Tuhan tidak menuntut kesempurnaan doa.

Sebagian orang jatuh dalam perangkap pemikiran bahwa mereka tidak tahu cara berdoa yang benar. Alkitab mengatakan bahwa berdoa itu lebih mudah daripada yang kita pikirkan. Marilah kita lihat contohnya dalam Alkitab.

Ketika para murid datang kepada Yesus dan berkata, “Tuhan, ajarkanlah kami berdoa.”

Jawabnya sederhana dan ringkas. Seba­gian besar dari kita tahu bahwa doa yang Ia ajarkan adalah doa Bapa Kami.

Yesus menghargai doa sederhana yang diucapkan seorang pemungut cukai, “Ya Tuhan, kasihanilah aku orang berdosa ini.”

Yesus mengatakan kepada kita, “Janganlah kamu bertele-tele seperti kebiasaan bangsa-bangsa yang tidak mengenal Tuhan. Mereka menyangka bahwa dengan banyaknya kata-kata doanya akan dikabulkan.”

Yesus menyembuhkan mereka yang semata-mata menggemakan kata-kata dalam Mazmur, “Kasihanilah aku, ya Tuhan.”

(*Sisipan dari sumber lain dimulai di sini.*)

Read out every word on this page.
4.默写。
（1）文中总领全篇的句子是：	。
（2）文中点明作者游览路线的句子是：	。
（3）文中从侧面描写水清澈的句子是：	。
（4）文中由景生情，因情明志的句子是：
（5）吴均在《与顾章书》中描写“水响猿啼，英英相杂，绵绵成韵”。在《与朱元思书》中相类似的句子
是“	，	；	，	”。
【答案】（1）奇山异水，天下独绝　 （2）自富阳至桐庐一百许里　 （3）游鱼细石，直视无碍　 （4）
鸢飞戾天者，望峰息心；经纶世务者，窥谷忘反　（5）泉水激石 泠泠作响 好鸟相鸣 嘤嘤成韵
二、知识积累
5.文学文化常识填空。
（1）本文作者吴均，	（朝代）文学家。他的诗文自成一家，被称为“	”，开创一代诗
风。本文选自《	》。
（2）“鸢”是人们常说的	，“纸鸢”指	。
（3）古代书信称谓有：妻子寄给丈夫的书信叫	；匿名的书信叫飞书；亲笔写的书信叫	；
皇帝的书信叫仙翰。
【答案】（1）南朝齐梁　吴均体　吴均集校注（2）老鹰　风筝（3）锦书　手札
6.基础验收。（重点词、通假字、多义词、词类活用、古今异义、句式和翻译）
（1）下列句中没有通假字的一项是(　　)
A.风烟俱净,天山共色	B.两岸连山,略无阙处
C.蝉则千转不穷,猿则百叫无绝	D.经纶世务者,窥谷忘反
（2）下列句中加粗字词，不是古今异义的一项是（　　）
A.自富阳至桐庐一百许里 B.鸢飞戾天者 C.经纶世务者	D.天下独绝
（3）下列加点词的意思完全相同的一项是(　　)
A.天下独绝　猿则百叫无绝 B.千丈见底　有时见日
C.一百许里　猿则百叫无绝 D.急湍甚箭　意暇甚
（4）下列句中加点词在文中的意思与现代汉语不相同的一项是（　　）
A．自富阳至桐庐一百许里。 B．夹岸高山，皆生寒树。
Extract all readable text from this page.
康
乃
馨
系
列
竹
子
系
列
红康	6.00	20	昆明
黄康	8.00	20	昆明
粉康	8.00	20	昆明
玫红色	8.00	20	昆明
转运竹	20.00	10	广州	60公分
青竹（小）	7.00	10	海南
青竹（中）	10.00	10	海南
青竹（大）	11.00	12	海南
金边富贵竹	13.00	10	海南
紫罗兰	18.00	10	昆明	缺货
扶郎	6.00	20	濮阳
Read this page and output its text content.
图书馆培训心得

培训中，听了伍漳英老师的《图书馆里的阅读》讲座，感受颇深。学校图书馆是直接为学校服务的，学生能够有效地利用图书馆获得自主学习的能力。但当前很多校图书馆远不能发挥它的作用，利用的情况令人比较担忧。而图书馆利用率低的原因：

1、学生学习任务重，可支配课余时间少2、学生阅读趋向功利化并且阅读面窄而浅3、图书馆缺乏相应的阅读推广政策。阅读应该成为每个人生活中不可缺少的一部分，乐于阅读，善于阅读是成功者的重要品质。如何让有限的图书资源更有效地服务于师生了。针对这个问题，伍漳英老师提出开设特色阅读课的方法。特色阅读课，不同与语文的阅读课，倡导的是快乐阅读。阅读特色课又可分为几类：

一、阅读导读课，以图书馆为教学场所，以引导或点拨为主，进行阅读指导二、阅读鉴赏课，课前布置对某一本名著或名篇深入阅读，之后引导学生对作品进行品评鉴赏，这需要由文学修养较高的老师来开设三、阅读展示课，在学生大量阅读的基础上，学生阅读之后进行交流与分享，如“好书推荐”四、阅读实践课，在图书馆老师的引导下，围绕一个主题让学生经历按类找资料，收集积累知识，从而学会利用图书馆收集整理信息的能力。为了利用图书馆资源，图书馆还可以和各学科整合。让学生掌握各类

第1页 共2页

Anda tidak perlu berdoa dengan sempurna. Doa yang Anda ucapkan juga tidak selalu harus orisinil. Juga tidak harus berupa kata-kata indah.

Anda dapat sekadar datang kepada Tuhan dan berkata, “Tuhan, aku tidak tahu apa yang harus aku doakan. Bantulah aku untuk menyerahkan kekhawatiranku kepadaMu dan menanti jawabanMu.”

Semua itu adalah sungguh-sungguh penting dalam doa Anda.

“Tuhan, sepanjang hidupku aku berusaha untuk berdoa de­ngan benar. Kerap kali aku takut untuk membuka mulutku karena takut mengucapkan doa yang salah atau menggunakan kata-kata yang keliru. Sejak saat ini, aku mau datang ke hadapanMu dengan penuh keyakinan bahwa RohMu akan membantuku untuk berdoa kapan saja, tentang apa saja.” Amin.